C’est en 1986 que Saburo Teshigawara attire pour la première fois l’attention internationale lors du Concours de Bagnolet (France), où il remporte une médaille d’argent. Depuis, il a suscité des critiques très élogieuses tant pour des œuvres d’ensemble dont Ishi-No-Hana (1989), Dah-Dah-Sko-Dah-Dah (1991), Noiject (1992), I was Real – Documents (1996) et Luminous (2001), que pour des solos spectaculaires comme Bones in Pages (1991), Here to Here (1995) et Absolute Zero (1998).
Au cours de la dernière décennie, à la demande de grandes compagnies de ballet européennes et de certains de ses pairs, il a créé des œuvres telles que White Clouds Under the Heels (1994/1995), Modulation (2000) et plus récemment, pour l’Opéra de Paris, Air (2003) qui sera recréé en 2006. Ses derniers ballets sont Kazahana, dont la première a eu lieu à Lille en 2004 et qui a été recréé au Théâtre national de Tokyo en février 2005, et Scream and Whisper, présenté à Rome en mars 2005.
L’éloge des critiques
Le son, le temps, l’air et l’espace sont des éléments clés de ses créations avant-gardistes qui lui ont valu des distinctions prestigieuses telles que le Japanese Dance Critics Association Award (1987 et 2000) et l’Asahi Performing Arts Award (2002 et 2003).
Soucieux de partager ses techniques et de former de jeunes danseurs, Saburo Teshigawara a fondé STEP (Saburo Teshigawara Education Project) en 1995, un projet primé, destiné aux jeunes et lancé à Londres par le London International Festival of Theatre (LIFT), The Place et KARAS. Ces stages, ainsi que ceux que le chorégraphe donne régulièrement à Tokyo, amènent les participants – pour la plupart amateurs – à se produire en public.
Vision et mouvement
Saburo Teshigawara étant très intéressé par ce que les danseurs malvoyants peuvent lui apprendre sur la perception sensorielle, l’espace et la danse, il a organisé, avec des collaborateurs de The Place à Londres et du centre culturel STOA à Helsinki, un projet d’une année, STEP 2000, qui faisait participer des personnes malvoyantes à un spectacle intitulé Flower Eyes.
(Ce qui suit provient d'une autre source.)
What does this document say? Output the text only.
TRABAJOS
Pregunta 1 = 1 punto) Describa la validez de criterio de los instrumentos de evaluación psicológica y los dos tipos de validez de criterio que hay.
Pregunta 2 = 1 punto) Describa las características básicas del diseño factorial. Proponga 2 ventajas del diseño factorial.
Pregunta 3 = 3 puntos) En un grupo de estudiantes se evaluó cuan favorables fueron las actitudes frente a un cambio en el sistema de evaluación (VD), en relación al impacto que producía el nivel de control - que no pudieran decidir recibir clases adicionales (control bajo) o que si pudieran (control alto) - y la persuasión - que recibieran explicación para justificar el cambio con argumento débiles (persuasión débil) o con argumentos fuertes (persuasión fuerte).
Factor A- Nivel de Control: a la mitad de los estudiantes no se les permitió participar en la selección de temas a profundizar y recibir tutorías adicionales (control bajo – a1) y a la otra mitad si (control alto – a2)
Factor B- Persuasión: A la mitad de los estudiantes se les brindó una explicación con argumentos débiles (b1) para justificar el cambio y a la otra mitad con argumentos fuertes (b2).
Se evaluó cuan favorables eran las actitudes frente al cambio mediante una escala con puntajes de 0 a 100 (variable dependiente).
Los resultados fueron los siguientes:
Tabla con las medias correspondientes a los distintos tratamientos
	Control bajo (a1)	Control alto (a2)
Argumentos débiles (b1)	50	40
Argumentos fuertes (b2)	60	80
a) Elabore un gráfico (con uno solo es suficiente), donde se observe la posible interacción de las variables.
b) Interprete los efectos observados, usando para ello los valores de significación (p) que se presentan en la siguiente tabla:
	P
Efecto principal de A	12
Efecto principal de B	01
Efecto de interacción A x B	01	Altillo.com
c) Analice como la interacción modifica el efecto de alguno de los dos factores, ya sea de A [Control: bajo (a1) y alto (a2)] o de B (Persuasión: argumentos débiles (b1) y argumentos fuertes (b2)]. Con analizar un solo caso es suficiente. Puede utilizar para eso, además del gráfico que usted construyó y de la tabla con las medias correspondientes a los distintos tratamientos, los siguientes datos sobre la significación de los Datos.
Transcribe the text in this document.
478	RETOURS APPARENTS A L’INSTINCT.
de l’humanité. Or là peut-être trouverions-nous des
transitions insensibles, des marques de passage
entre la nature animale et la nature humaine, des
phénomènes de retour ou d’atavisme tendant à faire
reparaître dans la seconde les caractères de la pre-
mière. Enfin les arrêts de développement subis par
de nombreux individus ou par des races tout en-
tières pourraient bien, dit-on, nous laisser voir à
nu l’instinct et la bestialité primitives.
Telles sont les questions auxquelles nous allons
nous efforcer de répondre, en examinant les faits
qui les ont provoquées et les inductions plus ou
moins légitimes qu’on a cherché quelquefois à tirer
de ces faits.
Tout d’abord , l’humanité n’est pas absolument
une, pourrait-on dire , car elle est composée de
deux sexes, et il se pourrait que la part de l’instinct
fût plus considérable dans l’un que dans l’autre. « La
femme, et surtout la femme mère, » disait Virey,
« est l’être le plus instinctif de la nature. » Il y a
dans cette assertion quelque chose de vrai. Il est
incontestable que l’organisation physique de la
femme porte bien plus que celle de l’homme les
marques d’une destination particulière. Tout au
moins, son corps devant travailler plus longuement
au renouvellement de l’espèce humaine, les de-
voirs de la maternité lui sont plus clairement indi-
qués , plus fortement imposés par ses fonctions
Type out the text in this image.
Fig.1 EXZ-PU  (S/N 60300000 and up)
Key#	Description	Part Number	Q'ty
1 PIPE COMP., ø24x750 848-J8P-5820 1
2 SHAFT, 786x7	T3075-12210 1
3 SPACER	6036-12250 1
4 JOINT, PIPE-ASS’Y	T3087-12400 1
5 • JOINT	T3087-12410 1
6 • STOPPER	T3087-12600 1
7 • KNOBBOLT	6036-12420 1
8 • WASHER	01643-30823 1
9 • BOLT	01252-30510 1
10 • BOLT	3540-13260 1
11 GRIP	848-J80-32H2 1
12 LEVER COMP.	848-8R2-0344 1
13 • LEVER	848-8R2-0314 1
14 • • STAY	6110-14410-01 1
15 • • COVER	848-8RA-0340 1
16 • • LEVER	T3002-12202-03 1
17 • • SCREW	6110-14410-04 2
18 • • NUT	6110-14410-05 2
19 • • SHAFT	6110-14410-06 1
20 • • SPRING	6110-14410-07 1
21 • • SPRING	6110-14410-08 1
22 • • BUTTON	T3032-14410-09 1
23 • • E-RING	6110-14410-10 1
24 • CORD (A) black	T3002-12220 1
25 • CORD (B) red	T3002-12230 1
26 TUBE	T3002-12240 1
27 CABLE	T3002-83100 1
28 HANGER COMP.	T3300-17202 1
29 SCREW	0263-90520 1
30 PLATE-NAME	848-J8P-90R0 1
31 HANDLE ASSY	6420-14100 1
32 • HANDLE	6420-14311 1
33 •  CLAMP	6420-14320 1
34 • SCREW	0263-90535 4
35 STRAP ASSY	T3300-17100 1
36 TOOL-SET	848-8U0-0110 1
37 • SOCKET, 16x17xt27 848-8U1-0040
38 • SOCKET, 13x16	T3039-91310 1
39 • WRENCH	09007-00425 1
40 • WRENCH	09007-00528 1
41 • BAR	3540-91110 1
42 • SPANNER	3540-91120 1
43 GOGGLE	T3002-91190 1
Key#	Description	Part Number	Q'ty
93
Il a ensuite créé à l’Opéra de Lille, en 2004, Prelude for Dawn, ballet interprété par de jeunes déficients visuels et aveugles de la région.
Saburo Teshigawara continue de captiver le public au Japon, en Europe et en Amérique du Nord avec des œuvres abstraites dont il conçoit les décors, l’éclairage et les costumes. Ses expositions, films et vidéos retiennent aussi toujours plus l’attention internationale. Un recours à diverses disciplines qui fait partie intégrante de son processus de création.